Round 7: ML / Decision Trees (5 minutes)
Q14 (5 min): "Explain how a Decision Tree works and why Random Forest is better."
Answer:
"A Decision Tree recursively splits data by asking questions — it picks the feature that reduces impurity the most (measured by Gini or Entropy). For example, 'Is monthly spend > ₹5000?' splits customers into groups with different churn rates. It keeps splitting until leaves are pure or a stopping condition is met.
The problem is overfitting — a deep tree memorizes training data including noise. Random Forest solves this by building hundreds of trees, each on a random subset of data and features. Individual tree errors cancel out through majority voting. The result is higher accuracy and better generalization.

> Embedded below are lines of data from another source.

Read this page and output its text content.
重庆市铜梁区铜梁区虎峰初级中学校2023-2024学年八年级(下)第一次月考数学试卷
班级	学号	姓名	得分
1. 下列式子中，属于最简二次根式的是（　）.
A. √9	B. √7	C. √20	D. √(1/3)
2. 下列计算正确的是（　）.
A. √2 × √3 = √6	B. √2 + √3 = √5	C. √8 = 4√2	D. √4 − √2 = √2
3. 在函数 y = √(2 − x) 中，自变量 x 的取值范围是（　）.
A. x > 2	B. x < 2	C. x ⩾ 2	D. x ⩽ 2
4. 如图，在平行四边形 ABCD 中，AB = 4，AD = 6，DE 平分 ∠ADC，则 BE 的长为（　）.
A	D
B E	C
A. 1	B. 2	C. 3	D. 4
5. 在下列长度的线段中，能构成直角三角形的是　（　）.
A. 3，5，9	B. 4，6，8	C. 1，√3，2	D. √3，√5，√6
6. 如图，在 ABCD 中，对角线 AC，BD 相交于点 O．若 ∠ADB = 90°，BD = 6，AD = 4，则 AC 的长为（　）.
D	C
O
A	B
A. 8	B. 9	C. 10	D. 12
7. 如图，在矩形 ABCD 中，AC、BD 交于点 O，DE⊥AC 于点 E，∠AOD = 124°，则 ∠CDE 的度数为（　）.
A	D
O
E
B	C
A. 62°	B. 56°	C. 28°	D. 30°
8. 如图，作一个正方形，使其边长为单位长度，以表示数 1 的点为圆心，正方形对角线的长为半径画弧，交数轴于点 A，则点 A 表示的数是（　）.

The trade-off: Random Forest is less interpretable, but for production predictions, accuracy matters more."
Rounds 8-10: Case Study + Behavioral (20 minutes)

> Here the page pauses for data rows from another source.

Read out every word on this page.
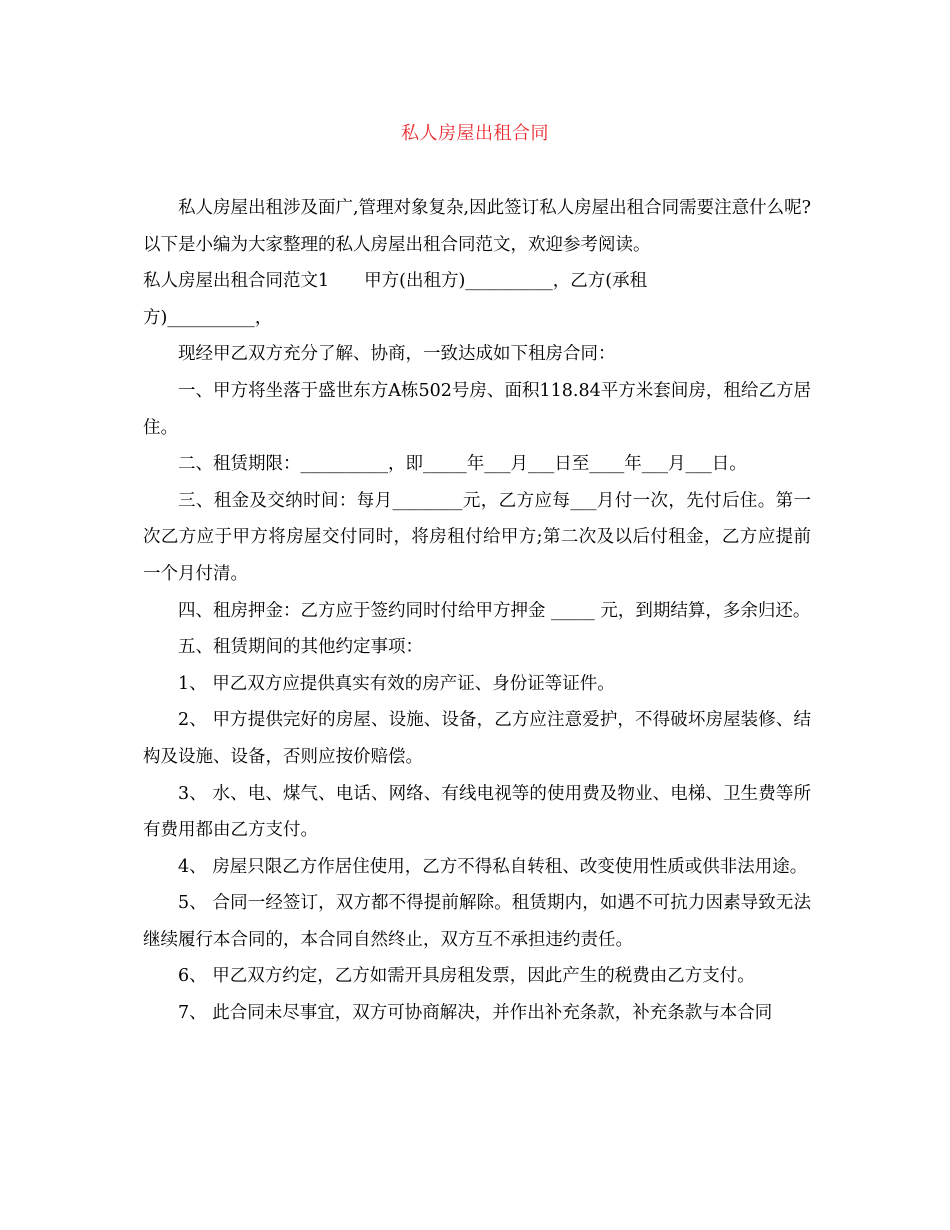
私人房屋出租合同

私人房屋出租涉及面广,管理对象复杂,因此签订私人房屋出租合同需要注意什么呢?以下是小编为大家整理的私人房屋出租合同范文，欢迎参考阅读。

私人房屋出租合同范文1　　甲方(出租方)__________，乙方(承租

方)__________，

现经甲乙双方充分了解、协商，一致达成如下租房合同：

一、甲方将坐落于盛世东方A栋502号房、面积118.84平方米套间房，租给乙方居住。

二、租赁期限：__________，即_____年___月___日至____年___月___日。

三、租金及交纳时间：每月________元，乙方应每___月付一次，先付后住。第一次乙方应于甲方将房屋交付同时，将房租付给甲方;第二次及以后付租金，乙方应提前一个月付清。

四、租房押金：乙方应于签约同时付给甲方押金 _____ 元，到期结算，多余归还。

五、租赁期间的其他约定事项：

1、 甲乙双方应提供真实有效的房产证、身份证等证件。

2、 甲方提供完好的房屋、设施、设备，乙方应注意爱护，不得破坏房屋装修、结构及设施、设备，否则应按价赔偿。

3、 水、电、煤气、电话、网络、有线电视等的使用费及物业、电梯、卫生费等所有费用都由乙方支付。

4、 房屋只限乙方作居住使用，乙方不得私自转租、改变使用性质或供非法用途。

5、 合同一经签订，双方都不得提前解除。租赁期内，如遇不可抗力因素导致无法继续履行本合同的，本合同自然终止，双方互不承担违约责任。

6、 甲乙双方约定，乙方如需开具房租发票，因此产生的税费由乙方支付。

7、 此合同未尽事宜，双方可协商解决，并作出补充条款，补充条款与本合同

Q15 (8 min): "A retail client sees 15% revenue decline despite 20% increase in website traffic. Diagnose the problem."
Answer:
Framework: Revenue = Traffic × Conversion Rate × Average Order Value
Given: Traffic ↑ 20%, Revenue ↓ 15%
Step 1: Calculate implied CR × AOV change
Revenue = Traffic × CR × AOV
0.85R = 1.20T × CR_new × AOV_new
CR_new × AOV_new = 0.85/1.20 = 0.708 of original
→ Combined CR × AOV dropped by ~29%
Step 2: Diagnose - which dropped?
Check Conversion Rate separately:
- If CR dropped: Maybe new traffic is low-quality (paid ads
with poor targeting, bot traffic, irrelevant keywords)

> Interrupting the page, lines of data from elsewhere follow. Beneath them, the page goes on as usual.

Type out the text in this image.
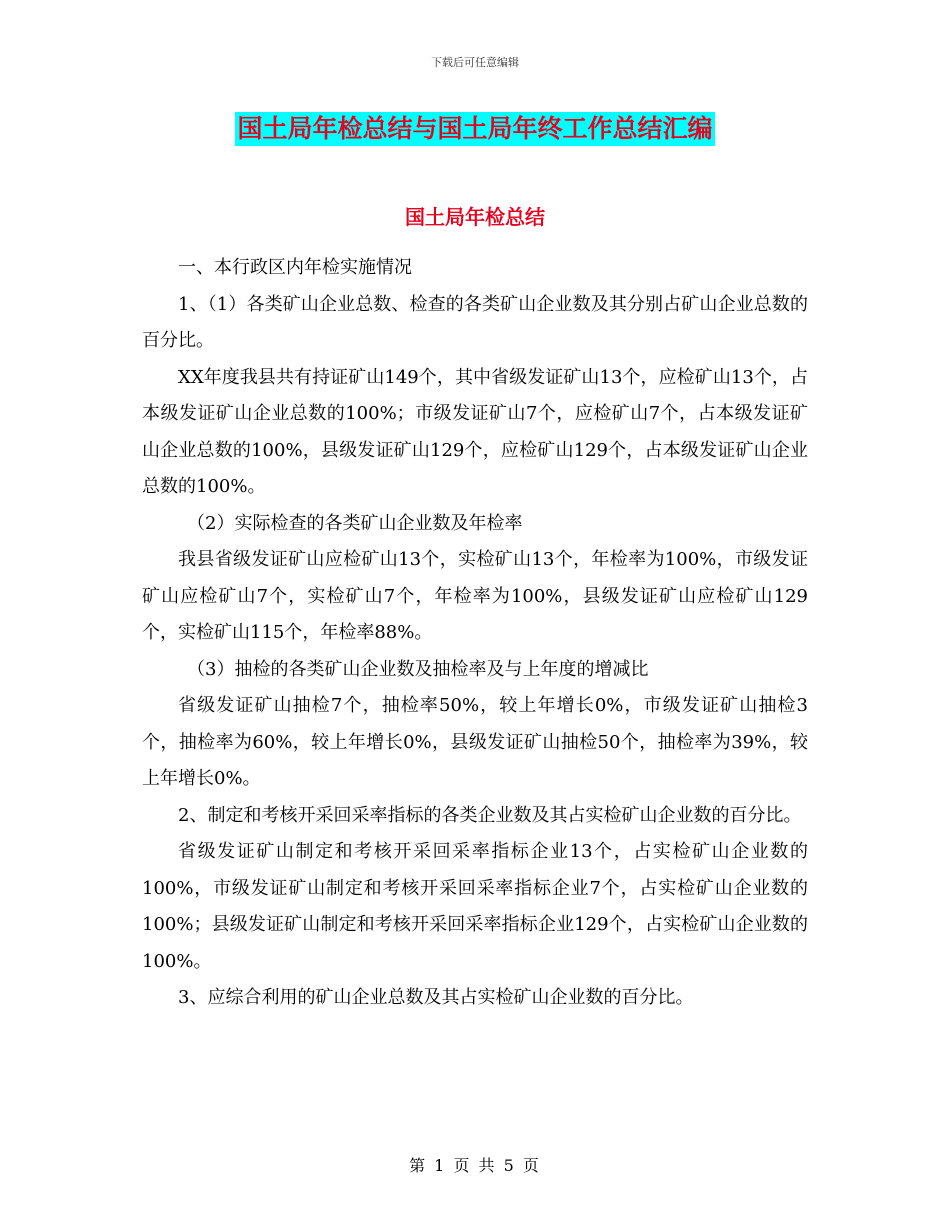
下载后可任意编辑
国土局年检总结与国土局年终工作总结汇编
国土局年检总结

一、本行政区内年检实施情况

1、（1）各类矿山企业总数、检查的各类矿山企业数及其分别占矿山企业总数的百分比。

XX年度我县共有持证矿山149个，其中省级发证矿山13个，应检矿山13个，占本级发证矿山企业总数的100%；市级发证矿山7个，应检矿山7个，占本级发证矿山企业总数的100%，县级发证矿山129个，应检矿山129个，占本级发证矿山企业总数的100%。

（2）实际检查的各类矿山企业数及年检率

我县省级发证矿山应检矿山13个，实检矿山13个，年检率为100%，市级发证矿山应检矿山7个，实检矿山7个，年检率为100%，县级发证矿山应检矿山129个，实检矿山115个，年检率88%。

（3）抽检的各类矿山企业数及抽检率及与上年度的增减比

省级发证矿山抽检7个，抽检率50%，较上年增长0%，市级发证矿山抽检3个，抽检率为60%，较上年增长0%，县级发证矿山抽检50个，抽检率为39%，较上年增长0%。

2、制定和考核开采回采率指标的各类企业数及其占实检矿山企业数的百分比。

省级发证矿山制定和考核开采回采率指标企业13个，占实检矿山企业数的100%，市级发证矿山制定和考核开采回采率指标企业7个，占实检矿山企业数的100%；县级发证矿山制定和考核开采回采率指标企业129个，占实检矿山企业数的100%。

3、应综合利用的矿山企业总数及其占实检矿山企业数的百分比。

第 1 页 共 5 页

- If AOV dropped: Customers buying cheaper items, heavy
discounting, product mix shift
Step 3: Likely scenario
Traffic up 20% from a new campaign → low-intent visitors
These visitors browse but don't buy (low CR)
The few who do buy get attracted by discounts (low AOV)
Step 4: Recommendations
1. Segment traffic: organic vs paid — check CR for each
2. Audit campaign targeting — are we reaching the right audience?
3. Check discount strategy — are we cannibalizing revenue?
4. Create a cohort analysis: new vs returning customer behavior
Scoring Guide
| Area | Score (1-5) |
|---|---|
| HR answers — structured, under time limit | __ / 5 |
| Aptitude — correct and quick | __ / 5 |
| SQL — correct syntax, efficient queries | __ / 5 |
| Python — clean code, explained approach | __ / 5 |
| Tableau — concept clarity | __ / 5 |
| Statistics — accurate, business-oriented | __ / 5 |
| ML — explained with examples | __ / 5 |
| Case Study — structured framework | __ / 5 |
| Total | __ / 40 |
35+ → You're ready. Walk in with confidence. 25-34 → Good base. Revise weak areas one more time. Below 25 → Go through the round-specific guides again. Focus on theory first.